Jack Lang, who has served as France's minister of both culture and education, called Rumsfeld's remark "irresponsible, dangerous and criminal."

Martine Aubry, mayor of Lille and a former labor minister, criticized the "arrogance of the U.S. that keeps wanting to govern the world by themselves with fewer and fewer rules."

The French public remains firmly against military action, even with a United Nations mandate. Three-quarters of French polled Jan. 17 by the CSA agency for the liberal newspaper L'Humanite said France should veto any U.N. Security Council resolution approving the use of force against Saddam Hussein. French opposition to military action is registering above 80 percent.

Leaders in Paris have slowly begun to reflect public opinion. On Tuesday, Foreign Minister Dominique de Villepin said his nation saw "no justification today for an intervention, since the inspectors are able to do their work. We could not support unilateral action."

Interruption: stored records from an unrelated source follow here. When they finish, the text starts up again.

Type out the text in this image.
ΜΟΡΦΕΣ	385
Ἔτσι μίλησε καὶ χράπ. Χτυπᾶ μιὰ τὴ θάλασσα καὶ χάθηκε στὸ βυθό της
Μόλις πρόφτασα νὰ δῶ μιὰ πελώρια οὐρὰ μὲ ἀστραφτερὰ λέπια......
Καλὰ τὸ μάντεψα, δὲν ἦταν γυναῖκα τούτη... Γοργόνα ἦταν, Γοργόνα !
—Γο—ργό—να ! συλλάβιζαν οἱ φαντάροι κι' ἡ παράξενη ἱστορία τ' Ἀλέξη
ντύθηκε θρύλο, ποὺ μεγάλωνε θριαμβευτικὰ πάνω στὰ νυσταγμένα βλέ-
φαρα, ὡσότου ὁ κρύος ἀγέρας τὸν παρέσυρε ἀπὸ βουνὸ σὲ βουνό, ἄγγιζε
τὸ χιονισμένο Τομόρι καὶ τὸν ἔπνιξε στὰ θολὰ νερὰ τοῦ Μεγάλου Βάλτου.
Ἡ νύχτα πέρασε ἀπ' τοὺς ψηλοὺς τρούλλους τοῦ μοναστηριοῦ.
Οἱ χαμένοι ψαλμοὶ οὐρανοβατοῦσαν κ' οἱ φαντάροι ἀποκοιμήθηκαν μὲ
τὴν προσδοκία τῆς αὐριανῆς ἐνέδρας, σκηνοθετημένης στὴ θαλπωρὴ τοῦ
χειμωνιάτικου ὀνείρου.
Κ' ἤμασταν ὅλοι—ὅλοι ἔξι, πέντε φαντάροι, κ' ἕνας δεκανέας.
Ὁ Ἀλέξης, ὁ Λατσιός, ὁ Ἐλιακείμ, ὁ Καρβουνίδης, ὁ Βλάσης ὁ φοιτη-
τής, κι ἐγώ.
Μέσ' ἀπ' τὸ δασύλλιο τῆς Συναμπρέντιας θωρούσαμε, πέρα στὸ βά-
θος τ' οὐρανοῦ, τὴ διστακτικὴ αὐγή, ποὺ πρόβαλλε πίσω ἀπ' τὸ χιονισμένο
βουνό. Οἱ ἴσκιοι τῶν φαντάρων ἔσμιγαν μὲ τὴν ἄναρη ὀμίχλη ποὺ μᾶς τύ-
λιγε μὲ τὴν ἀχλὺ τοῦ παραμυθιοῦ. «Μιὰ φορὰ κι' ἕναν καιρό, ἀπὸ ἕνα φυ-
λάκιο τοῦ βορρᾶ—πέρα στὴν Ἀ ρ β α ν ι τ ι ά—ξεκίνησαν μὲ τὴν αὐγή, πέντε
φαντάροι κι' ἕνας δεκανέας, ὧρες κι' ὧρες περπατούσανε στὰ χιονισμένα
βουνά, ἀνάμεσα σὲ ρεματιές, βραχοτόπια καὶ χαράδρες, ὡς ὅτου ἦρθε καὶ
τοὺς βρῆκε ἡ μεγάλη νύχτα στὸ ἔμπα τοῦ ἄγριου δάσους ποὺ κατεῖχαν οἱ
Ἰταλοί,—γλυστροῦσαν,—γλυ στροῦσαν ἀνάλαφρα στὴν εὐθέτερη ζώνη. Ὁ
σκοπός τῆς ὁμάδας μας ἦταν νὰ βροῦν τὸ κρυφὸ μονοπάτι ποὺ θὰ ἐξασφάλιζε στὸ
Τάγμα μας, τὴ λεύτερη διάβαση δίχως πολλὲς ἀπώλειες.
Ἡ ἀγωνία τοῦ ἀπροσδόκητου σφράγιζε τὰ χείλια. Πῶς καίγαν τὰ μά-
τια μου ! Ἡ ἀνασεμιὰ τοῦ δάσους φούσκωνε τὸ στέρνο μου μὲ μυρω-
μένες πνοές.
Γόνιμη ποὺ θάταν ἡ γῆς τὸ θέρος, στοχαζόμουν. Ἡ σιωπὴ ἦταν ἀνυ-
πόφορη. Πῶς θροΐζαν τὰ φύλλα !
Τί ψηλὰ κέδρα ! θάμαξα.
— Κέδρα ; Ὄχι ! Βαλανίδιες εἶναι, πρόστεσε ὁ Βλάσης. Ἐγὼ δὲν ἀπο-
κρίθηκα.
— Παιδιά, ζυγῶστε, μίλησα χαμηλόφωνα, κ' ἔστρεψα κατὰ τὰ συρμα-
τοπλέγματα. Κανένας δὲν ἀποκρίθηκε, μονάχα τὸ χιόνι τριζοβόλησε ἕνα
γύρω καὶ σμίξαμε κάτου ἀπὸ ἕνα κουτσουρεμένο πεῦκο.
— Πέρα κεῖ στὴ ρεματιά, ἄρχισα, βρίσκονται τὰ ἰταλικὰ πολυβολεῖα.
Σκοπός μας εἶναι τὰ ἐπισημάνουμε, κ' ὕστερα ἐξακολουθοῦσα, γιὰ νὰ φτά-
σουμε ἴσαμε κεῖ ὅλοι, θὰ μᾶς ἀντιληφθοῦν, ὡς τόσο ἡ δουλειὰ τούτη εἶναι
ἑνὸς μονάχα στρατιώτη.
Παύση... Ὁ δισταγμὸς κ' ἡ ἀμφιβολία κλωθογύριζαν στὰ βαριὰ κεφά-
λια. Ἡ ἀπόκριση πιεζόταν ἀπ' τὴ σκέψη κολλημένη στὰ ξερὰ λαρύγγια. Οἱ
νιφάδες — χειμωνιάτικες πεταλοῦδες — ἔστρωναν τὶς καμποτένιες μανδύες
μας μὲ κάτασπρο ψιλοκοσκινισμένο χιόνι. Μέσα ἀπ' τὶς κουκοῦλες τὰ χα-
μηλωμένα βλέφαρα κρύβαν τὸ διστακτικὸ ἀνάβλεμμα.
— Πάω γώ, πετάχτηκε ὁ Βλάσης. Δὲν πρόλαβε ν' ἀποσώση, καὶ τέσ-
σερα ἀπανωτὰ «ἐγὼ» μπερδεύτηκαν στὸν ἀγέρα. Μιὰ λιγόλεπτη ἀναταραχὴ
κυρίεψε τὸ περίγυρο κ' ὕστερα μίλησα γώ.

The next day, French President Jacques Chirac stood by German Chancellor Gerhard Schroeder at a celebration of 40 years of postwar cooperation, and declared that the two countries are committed to letting the U.N. inspectors finish their work. Inspectors are due to brief the U.N. Security Council on Monday in New York.

Francois Heisbourg, who runs the Foundation for Strategic Research, a private research institute in Paris, said he'd never seen American-European relations so grim. The French position on Iraq is not posturing, he said.

"There is more going on here," he said. "There is a ground swell of rejection of the war. This is true in essentially all of Europe, only slightly so in the United Kingdom."

The French, Heisbourg said, suspect that the United States' main motive for war is economic: Iraq has the world's second-largest supply of oil.

"The French think a case for clear and present danger in Iraq has not been made," he said. "There are folks around here who take Iraq seriously, but nobody is going out on the hustings saying, `If we don't go to war in the next six weeks the world will be a much worse place.' That proof is not around."

Polls in Germany mirror French sentiment that a strike against Iraq would damage the international war on terrorism. Sixty-eight percent of Germans said military action against Iraq would increase terrorism, according to a Jan. 15 poll released by the German agency Forsa.

Despite France's peaceable rhetoric of late, some analysts see the French position as still flexible, and doubt that France would block a U.N. resolution supporting an Iraq war.

Jeffrey Gedmin, an American conservative who heads the Aspen Institute in Berlin, a transatlantic research center, said Schroeder's and Chirac's latest statements showed France's caginess and Germany's immaturity.

Schroeder has promised not to vote for a war resolution when Germany rises to lead the Security Council on Feb. 1 for one month. Chirac said any decision about war should be made by the United Nations - after the inspectors have finished.

"The French give themselves many doors and windows, while Schroeder seems to make the box he is in tighter by every utterance," Gedmin said.

"If the (Bush) administration handles this one right, the French will say no until one midnight to midnight," Gedmin predicted. "But when they see that military action will happen, and they know it will be multilateral, with Britain and Spain and Italy and a small coalition of Arab states, and they know we will be successful, then they will say yes."